Building material shortages are delaying TxDOT projects and increasing their costs

A shortage of construction materials like steel and concrete is driving up costs for Texas Department of Transportation highway projects and could delay some construction contracts.

“We have also seen significant increases (more than 100% in some cases) in the price of certain materials,” Duane Milligan, director of TxDOT’s Construction Division, wrote in a statement. internal memo dated April 5. After the Quorum Report broke the story Friday morning, TxDOT provided the memo upon request.

Economists say rising oil costs, COVID-related shutdowns, increased demand for materials, and labor shortages are among the factors driving up prices for road construction materials like l steel and concrete.

“Contractors across the country have had to contend with extreme price increases and delays in delivering materials, as well as shortages of workers to complete the job when they have the materials,” Ken said. Simonson, chief economist at Associated General Contractors of America.

TxDOT has more than 15,000 projects underway totaling $156 billion, the agency says project monitoring. About half of the projects are in progress or should start soon.

Milligan offered a handful of tactics to officials at TxDOT’s 25 district offices to deal with shortages and price hikes, including delaying projects to give contractors more time to get the materials they need.

District engineers and building officials could also substitute building materials “when the substituted material and design performs the same function as the original design,” Milligan wrote.

The memo advised local TxDOT officials to consider removing work or materials from a highway project “when removal will not affect the safety of the completed project.”

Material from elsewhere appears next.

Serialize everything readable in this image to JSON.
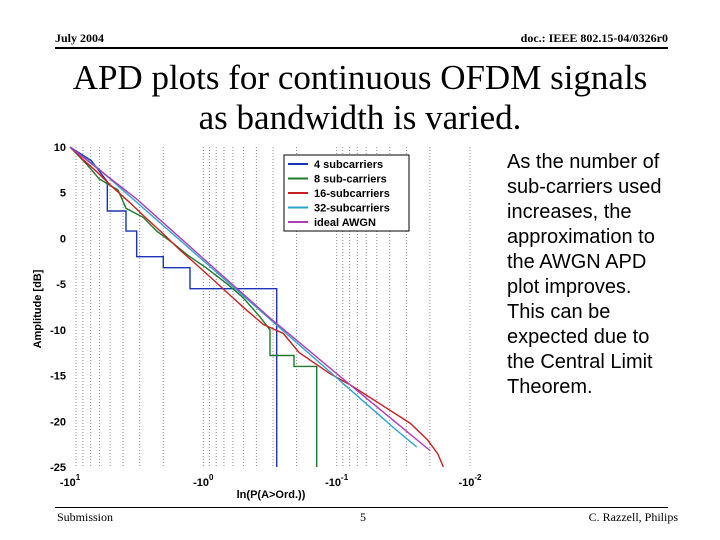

A TxDOT spokesperson said it was too early to say how inflation and material shortages might affect the timing or cost of the Capital Express I-35 Projectan extensive plan to widen the freeway through Travis County by adding additional lanes.

The estimated cost of the I-35 expansion is $5.7 billion, including $4.9 billion for the central part from Ben White Boulevard to US 290 East.

The I-35 expansion requires the seizure of approximately 30 acres of land from dozens of parcels across central Austin. With the median sale price of a home in Austin exceeding $600,000, land acquisition is likely to increase project costs as well, as TxDOT must pay the market value of any expropriated land.

Another infrastructure megaproject in Austin is facing similar market forces. A voter-approved plan to build two light rail lines across the city, including a downtown subway, now exceeds $10 billion, an increase of more than 40% from initial estimates.

While $2 billion of the Connect Project cost increase is attributed to the lengthening of a subway tunnel, rising prices for construction materials, labor and real estate are also pushing the estimates up.

Even if prices for materials and real estate stop accelerating – economist Simonson said more steelmaking capacity will come online over the next year – a shortage of construction workers could complicate both projects.

“It’s an ongoing challenge for contractors to get enough workers,” Simonson said. “The country has really neglected its career and technical education programs which are the pipeline to get people into fields like construction.”